Kota lama Banyumas yang terletak di tepi Sungai Serayu akan dipercantik sehingga bisa menjadi kawasan wisata sejarah.
Kota ini mengalami tiga fase perkembangan.
Fase pertama, setelah berdirinya Kadipaten Banyumas sebagai pecahan dari Kadipaten Wirasaba yang dibagi empat pada masa pemerintahan Sultan Hadiwijaya di Pajang, Kartosuro.
Fase kadua, perkembangan Banyumas di bawah kekuasaan kerajaan Jawa di Yogyakarta,
Sumber foto: Youtube.com
Fase ketiga, setelah berakhirnya Perang Jawa yang dipimpin Pangeran Diponegoro (1825-1830) wilayah Banyumas sepenuhnya dalam kekuasaan pemerintah kolonial Belanda.
Dengan demikian Banyumas akan menjadi cagar budaya yang menarik untuk wisata pendidikan dan sejarah.
Arsitek asal Semarang, Sidem Tetuko memaparkan, peninggalan sejarah di Banyumas pada periode kedua masih tersisa beberapa banguna penting. Misalnya, masjid Agung Nur Sulaiman, Pendopo Si Panji, dan lainnya.
Pada periode setelah Banyumas dikuasai Belanda, seluruh bangunan bertujuan untuk kepentingan eksistensi pemerintah Hindia Belanda, pada masa tanam paksa.
Di era tersebut, Belanda mengeksplorasi kawasan pertanian Banyumas, serta monopoli hasil pertanian untuk peningkatan perekonomian pemerintah Hindia Belanda.
Sumber foto: www.banjoemas.com
Oleh karena itu, infrastruktur untuk kepentingan distribusi dan pemasaran hasil pertanian.
“Pada perkembangannya, Belanda membangun infrastruktur darat, sebelumnya menggunakan jalur transportasi Sungai Serayu.
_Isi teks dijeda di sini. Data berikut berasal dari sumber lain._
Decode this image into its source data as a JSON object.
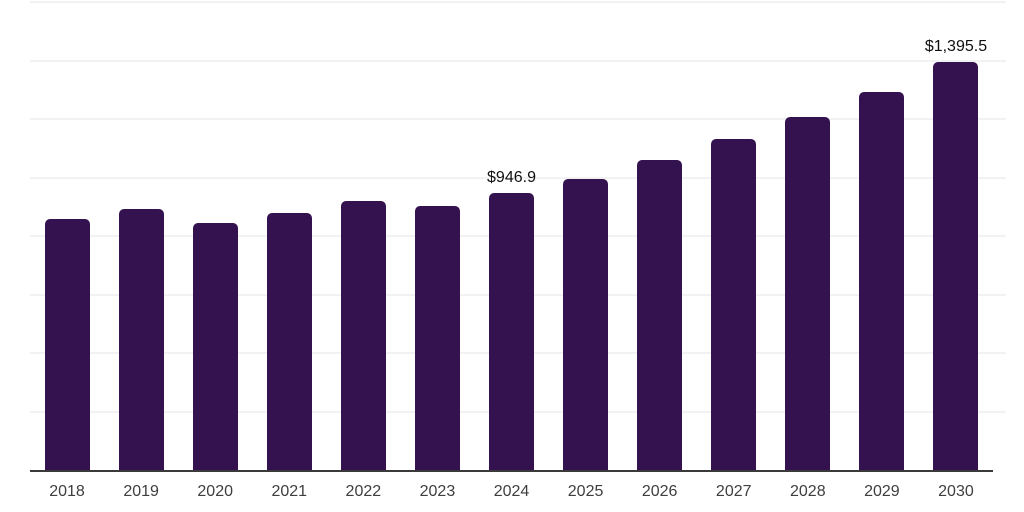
{
  "chart_data": {
    "type": "bar",
    "title": "",
    "xlabel": "",
    "ylabel": "",
    "categories": [
      "2018",
      "2019",
      "2020",
      "2021",
      "2022",
      "2023",
      "2024",
      "2025",
      "2026",
      "2027",
      "2028",
      "2029",
      "2030"
    ],
    "values": [
      858,
      892,
      845,
      879,
      920,
      903,
      946.9,
      995,
      1059,
      1131,
      1206,
      1294,
      1395.5
    ],
    "value_labels_shown": {
      "2024": "$946.9",
      "2030": "$1,395.5"
    },
    "value_prefix": "$",
    "ylim": [
      0,
      1600
    ],
    "gridline_step": 200,
    "grid": "horizontal-only",
    "y_tick_labels": "none",
    "legend_position": "none",
    "colors": {
      "bar": "#34114f",
      "gridline": "#f2f2f2",
      "axis_line": "#3a3a3a",
      "tick_text": "#3e3e3e",
      "value_label_text": "#101010",
      "background": "#ffffff"
    }
  }
}
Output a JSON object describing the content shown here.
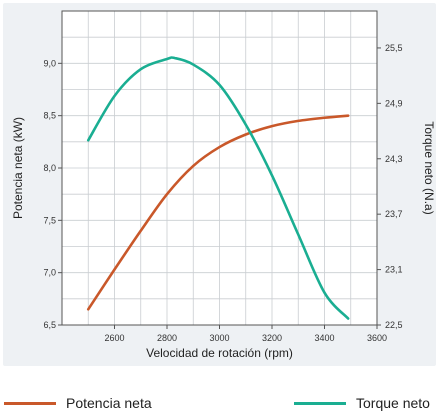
{
  "chart_data": {
    "type": "line",
    "xlabel": "Velocidad de rotación (rpm)",
    "ylabel_left": "Potencia neta (kW)",
    "ylabel_right": "Torque neto (N.a)",
    "xlim": [
      2400,
      3600
    ],
    "x_ticks": [
      "2600",
      "2800",
      "3000",
      "3200",
      "3400",
      "3600"
    ],
    "y_left_lim": [
      6.5,
      9.5
    ],
    "y_left_ticks": [
      "6,5",
      "7,0",
      "7,5",
      "8,0",
      "8,5",
      "9,0"
    ],
    "y_right_lim": [
      22.5,
      25.9
    ],
    "y_right_ticks": [
      "22,5",
      "23,1",
      "23,7",
      "24,3",
      "24,9",
      "25,5"
    ],
    "grid": true,
    "legend_position": "bottom",
    "series": [
      {
        "name": "Potencia neta",
        "axis": "left",
        "color": "#c9582a",
        "x": [
          2500,
          2600,
          2700,
          2800,
          2900,
          3000,
          3100,
          3200,
          3300,
          3400,
          3490
        ],
        "y": [
          6.65,
          7.03,
          7.4,
          7.75,
          8.02,
          8.2,
          8.32,
          8.4,
          8.45,
          8.48,
          8.5
        ]
      },
      {
        "name": "Torque neto",
        "axis": "right",
        "color": "#1aae92",
        "x": [
          2500,
          2600,
          2700,
          2800,
          2830,
          2900,
          3000,
          3100,
          3200,
          3300,
          3400,
          3490
        ],
        "y": [
          24.5,
          24.98,
          25.27,
          25.38,
          25.39,
          25.32,
          25.1,
          24.67,
          24.12,
          23.48,
          22.85,
          22.57
        ]
      }
    ]
  },
  "legend": [
    {
      "label": "Potencia neta",
      "color": "#c9582a"
    },
    {
      "label": "Torque neto",
      "color": "#1aae92"
    }
  ]
}
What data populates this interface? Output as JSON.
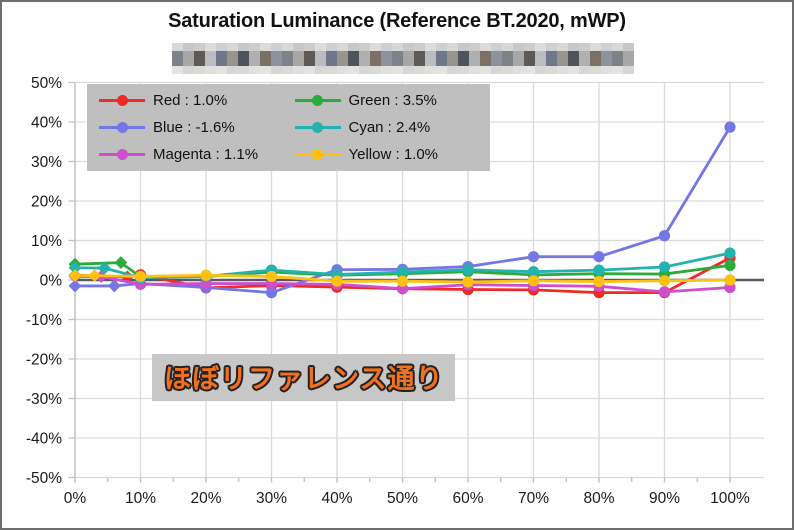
{
  "chart": {
    "title": "Saturation Luminance (Reference BT.2020, mWP)",
    "subtitle_redacted": "pixelated-redacted-text",
    "annotation": {
      "text": "ほぼリファレンス通り"
    },
    "legend": [
      {
        "name": "Red",
        "label": "Red : 1.0%",
        "color": "#ee2b24"
      },
      {
        "name": "Blue",
        "label": "Blue : -1.6%",
        "color": "#7476e4"
      },
      {
        "name": "Magenta",
        "label": "Magenta : 1.1%",
        "color": "#ce4ece"
      },
      {
        "name": "Green",
        "label": "Green : 3.5%",
        "color": "#2ea93c"
      },
      {
        "name": "Cyan",
        "label": "Cyan : 2.4%",
        "color": "#23b3ad"
      },
      {
        "name": "Yellow",
        "label": "Yellow : 1.0%",
        "color": "#ffc011"
      }
    ],
    "colors": {
      "gridline": "#d9d9d9",
      "axis": "#bfbfbf",
      "zero_line": "#595959",
      "legend_bg": "#bfbfbf",
      "annotation_bg": "#c7c7c7",
      "annotation_text": "#f4701d",
      "tick_label": "#1a1a1a"
    }
  },
  "chart_data": {
    "type": "line",
    "title": "Saturation Luminance (Reference BT.2020, mWP)",
    "xlabel": "",
    "ylabel": "",
    "xlim": [
      0,
      100
    ],
    "ylim": [
      -50,
      50
    ],
    "grid": true,
    "legend_position": "top-left-inside",
    "x_tick_labels": [
      "0%",
      "10%",
      "20%",
      "30%",
      "40%",
      "50%",
      "60%",
      "70%",
      "80%",
      "90%",
      "100%"
    ],
    "x_tick_values": [
      0,
      10,
      20,
      30,
      40,
      50,
      60,
      70,
      80,
      90,
      100
    ],
    "x_minor_tick_step": 5,
    "y_tick_labels": [
      "50%",
      "40%",
      "30%",
      "20%",
      "10%",
      "0%",
      "-10%",
      "-20%",
      "-30%",
      "-40%",
      "-50%"
    ],
    "y_tick_values": [
      50,
      40,
      30,
      20,
      10,
      0,
      -10,
      -20,
      -30,
      -40,
      -50
    ],
    "marker_note": "first 2 points of each series are diamond markers, rest are circles",
    "series": [
      {
        "name": "Red",
        "average": "1.0%",
        "color": "#ee2b24",
        "diamond_count": 2,
        "points": [
          [
            0,
            1.2
          ],
          [
            8,
            0.8
          ],
          [
            10,
            1.3
          ],
          [
            20,
            -2.0
          ],
          [
            30,
            -1.4
          ],
          [
            40,
            -1.8
          ],
          [
            50,
            -2.2
          ],
          [
            60,
            -2.4
          ],
          [
            70,
            -2.5
          ],
          [
            80,
            -3.2
          ],
          [
            90,
            -3.2
          ],
          [
            100,
            5.6
          ]
        ]
      },
      {
        "name": "Blue",
        "average": "-1.6%",
        "color": "#7476e4",
        "diamond_count": 2,
        "points": [
          [
            0,
            -1.5
          ],
          [
            6,
            -1.5
          ],
          [
            10,
            -0.9
          ],
          [
            20,
            -1.9
          ],
          [
            30,
            -3.2
          ],
          [
            40,
            2.6
          ],
          [
            50,
            2.7
          ],
          [
            60,
            3.4
          ],
          [
            70,
            5.9
          ],
          [
            80,
            5.9
          ],
          [
            90,
            11.2
          ],
          [
            100,
            38.7
          ]
        ]
      },
      {
        "name": "Magenta",
        "average": "1.1%",
        "color": "#ce4ece",
        "diamond_count": 2,
        "points": [
          [
            0,
            0.9
          ],
          [
            4,
            0.9
          ],
          [
            10,
            -1.1
          ],
          [
            20,
            -0.9
          ],
          [
            30,
            -0.9
          ],
          [
            40,
            -1.1
          ],
          [
            50,
            -2.2
          ],
          [
            60,
            -1.2
          ],
          [
            70,
            -1.4
          ],
          [
            80,
            -1.6
          ],
          [
            90,
            -3.0
          ],
          [
            100,
            -1.9
          ]
        ]
      },
      {
        "name": "Green",
        "average": "3.5%",
        "color": "#2ea93c",
        "diamond_count": 2,
        "points": [
          [
            0,
            4.0
          ],
          [
            7,
            4.4
          ],
          [
            10,
            0.8
          ],
          [
            20,
            0.9
          ],
          [
            30,
            2.0
          ],
          [
            40,
            1.2
          ],
          [
            50,
            1.6
          ],
          [
            60,
            2.1
          ],
          [
            70,
            1.3
          ],
          [
            80,
            1.6
          ],
          [
            90,
            1.5
          ],
          [
            100,
            3.7
          ]
        ]
      },
      {
        "name": "Cyan",
        "average": "2.4%",
        "color": "#23b3ad",
        "diamond_count": 2,
        "points": [
          [
            0,
            3.1
          ],
          [
            4.5,
            3.0
          ],
          [
            10,
            0.6
          ],
          [
            20,
            0.9
          ],
          [
            30,
            2.5
          ],
          [
            40,
            1.4
          ],
          [
            50,
            2.0
          ],
          [
            60,
            2.6
          ],
          [
            70,
            2.1
          ],
          [
            80,
            2.5
          ],
          [
            90,
            3.3
          ],
          [
            100,
            6.8
          ]
        ]
      },
      {
        "name": "Yellow",
        "average": "1.0%",
        "color": "#ffc011",
        "diamond_count": 2,
        "points": [
          [
            0,
            1.1
          ],
          [
            3,
            1.1
          ],
          [
            10,
            0.9
          ],
          [
            20,
            1.2
          ],
          [
            30,
            0.9
          ],
          [
            40,
            -0.3
          ],
          [
            50,
            -0.3
          ],
          [
            60,
            -0.5
          ],
          [
            70,
            -0.2
          ],
          [
            80,
            -0.4
          ],
          [
            90,
            -0.2
          ],
          [
            100,
            0.0
          ]
        ]
      }
    ]
  }
}
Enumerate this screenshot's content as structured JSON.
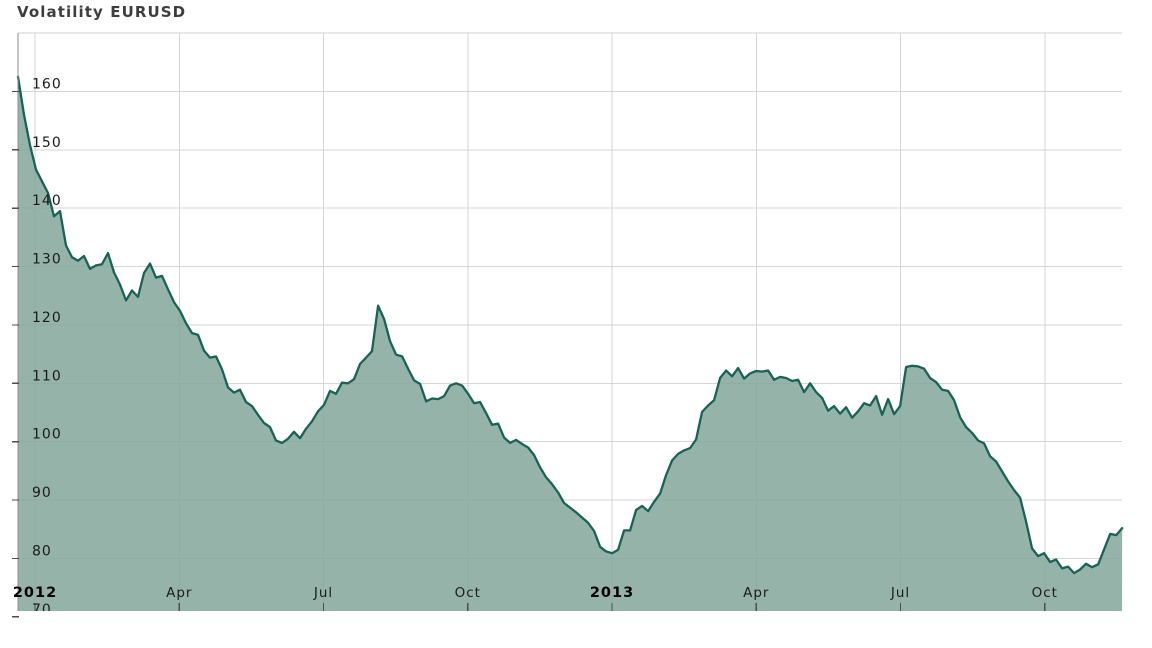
{
  "title": "Volatility EURUSD",
  "colors": {
    "fill": "#85A79C",
    "fill_opacity": 0.86,
    "line": "#176457",
    "grid": "#D6D6D6",
    "top_border": "#CFCFCF",
    "axis": "#8C8C8C",
    "tick": "#4D4D4D",
    "title_text": "#3D3D3D",
    "y_label_text": "#1B1B1B",
    "x_label_text": "#1C1C1C",
    "year_label_text": "#000000"
  },
  "chart_data": {
    "type": "area",
    "title": "Volatility EURUSD",
    "legend": null,
    "grid": true,
    "x_unit": "months since 2012-01-01",
    "x_range": [
      -0.354,
      22.606
    ],
    "y_visible_range": [
      71,
      170
    ],
    "y_ticks": [
      70,
      80,
      90,
      100,
      110,
      120,
      130,
      140,
      150,
      160
    ],
    "x_ticks": [
      {
        "m": 0,
        "label": "2012",
        "bold": true
      },
      {
        "m": 3,
        "label": "Apr",
        "bold": false
      },
      {
        "m": 6,
        "label": "Jul",
        "bold": false
      },
      {
        "m": 9,
        "label": "Oct",
        "bold": false
      },
      {
        "m": 12,
        "label": "2013",
        "bold": true
      },
      {
        "m": 15,
        "label": "Apr",
        "bold": false
      },
      {
        "m": 18,
        "label": "Jul",
        "bold": false
      },
      {
        "m": 21,
        "label": "Oct",
        "bold": false
      }
    ],
    "series": [
      {
        "name": "Volatility EURUSD",
        "sampling": "uniform",
        "x_start": -0.354,
        "x_step": 0.1248,
        "values": [
          162.5,
          156.0,
          150.8,
          146.6,
          144.6,
          142.6,
          138.6,
          139.5,
          133.6,
          131.6,
          131.0,
          131.8,
          129.6,
          130.2,
          130.4,
          132.3,
          129.0,
          126.9,
          124.2,
          125.9,
          124.8,
          128.9,
          130.5,
          128.1,
          128.4,
          126.1,
          123.9,
          122.4,
          120.3,
          118.6,
          118.3,
          115.6,
          114.4,
          114.6,
          112.4,
          109.3,
          108.4,
          108.9,
          106.8,
          106.1,
          104.6,
          103.2,
          102.5,
          100.2,
          99.8,
          100.5,
          101.7,
          100.6,
          102.2,
          103.5,
          105.2,
          106.3,
          108.7,
          108.2,
          110.1,
          110.0,
          110.7,
          113.3,
          114.4,
          115.5,
          123.3,
          121.0,
          117.2,
          114.9,
          114.6,
          112.5,
          110.5,
          109.9,
          106.9,
          107.4,
          107.3,
          107.8,
          109.6,
          110.0,
          109.6,
          108.2,
          106.6,
          106.8,
          104.9,
          102.9,
          103.1,
          100.7,
          99.8,
          100.3,
          99.6,
          99.0,
          97.7,
          95.6,
          93.9,
          92.7,
          91.3,
          89.5,
          88.7,
          87.9,
          87.0,
          86.1,
          84.7,
          82.0,
          81.2,
          80.9,
          81.5,
          84.8,
          84.8,
          88.3,
          89.0,
          88.1,
          89.7,
          91.1,
          94.3,
          96.8,
          97.9,
          98.5,
          98.9,
          100.4,
          105.1,
          106.2,
          107.1,
          110.9,
          112.2,
          111.2,
          112.6,
          110.8,
          111.7,
          112.1,
          112.0,
          112.2,
          110.6,
          111.1,
          110.9,
          110.4,
          110.6,
          108.5,
          110.0,
          108.5,
          107.5,
          105.3,
          106.1,
          104.8,
          105.9,
          104.1,
          105.2,
          106.6,
          106.2,
          107.8,
          104.6,
          107.3,
          104.7,
          106.1,
          112.8,
          113.0,
          112.9,
          112.5,
          110.9,
          110.2,
          108.9,
          108.7,
          107.1,
          104.2,
          102.5,
          101.5,
          100.2,
          99.7,
          97.5,
          96.6,
          94.9,
          93.2,
          91.7,
          90.4,
          86.3,
          81.7,
          80.4,
          80.9,
          79.4,
          79.8,
          78.3,
          78.6,
          77.5,
          78.1,
          79.1,
          78.5,
          79.0,
          81.6,
          84.2,
          84.0,
          85.2
        ]
      }
    ]
  }
}
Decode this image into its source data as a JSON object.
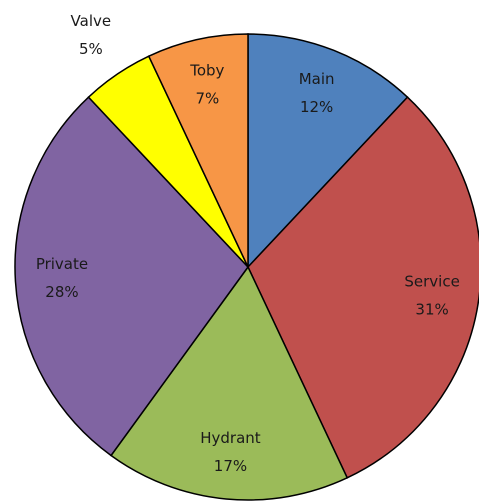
{
  "chart_data": {
    "type": "pie",
    "categories": [
      "Main",
      "Service",
      "Hydrant",
      "Private",
      "Valve",
      "Toby"
    ],
    "values": [
      12,
      31,
      17,
      28,
      5,
      7
    ],
    "value_labels": [
      "12%",
      "31%",
      "17%",
      "28%",
      "5%",
      "7%"
    ],
    "colors": [
      "#4f81bd",
      "#c0504d",
      "#9bbb59",
      "#8064a2",
      "#ffff00",
      "#f79646"
    ]
  }
}
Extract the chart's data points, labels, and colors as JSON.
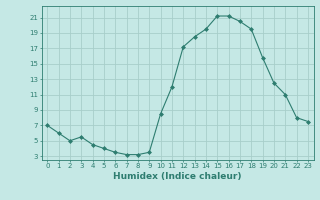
{
  "x": [
    0,
    1,
    2,
    3,
    4,
    5,
    6,
    7,
    8,
    9,
    10,
    11,
    12,
    13,
    14,
    15,
    16,
    17,
    18,
    19,
    20,
    21,
    22,
    23
  ],
  "y": [
    7,
    6,
    5,
    5.5,
    4.5,
    4,
    3.5,
    3.2,
    3.2,
    3.5,
    8.5,
    12,
    17.2,
    18.5,
    19.5,
    21.2,
    21.2,
    20.5,
    19.5,
    15.8,
    12.5,
    11,
    8,
    7.5
  ],
  "line_color": "#2e7d70",
  "marker": "D",
  "marker_size": 2.0,
  "bg_color": "#c5e8e5",
  "grid_color": "#a8ceca",
  "xlabel": "Humidex (Indice chaleur)",
  "xlabel_fontsize": 6.5,
  "ytick_values": [
    3,
    5,
    7,
    9,
    11,
    13,
    15,
    17,
    19,
    21
  ],
  "xtick_values": [
    0,
    1,
    2,
    3,
    4,
    5,
    6,
    7,
    8,
    9,
    10,
    11,
    12,
    13,
    14,
    15,
    16,
    17,
    18,
    19,
    20,
    21,
    22,
    23
  ],
  "ylim": [
    2.5,
    22.5
  ],
  "xlim": [
    -0.5,
    23.5
  ],
  "tick_fontsize": 5.0,
  "linewidth": 0.8
}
Fasilitas sosial dan umum beserta infrastruktur perkotaan yang lain, seperti sekolah, rumah sakit juga mulai mementuk sebuah kota yang utuh,” katanya seperti dikutip Suara Merdeka.
Tetuko menambahkan, paduan antara Sungai Serayu dan wisata sejarah dan budaya di Kota Lama Banyumas akan menjadi daya tarik tersendiri. Pasalnya, konsep pengembangan kawasan wisata ini tidak ditemukan pada daerah lain di Indonesia.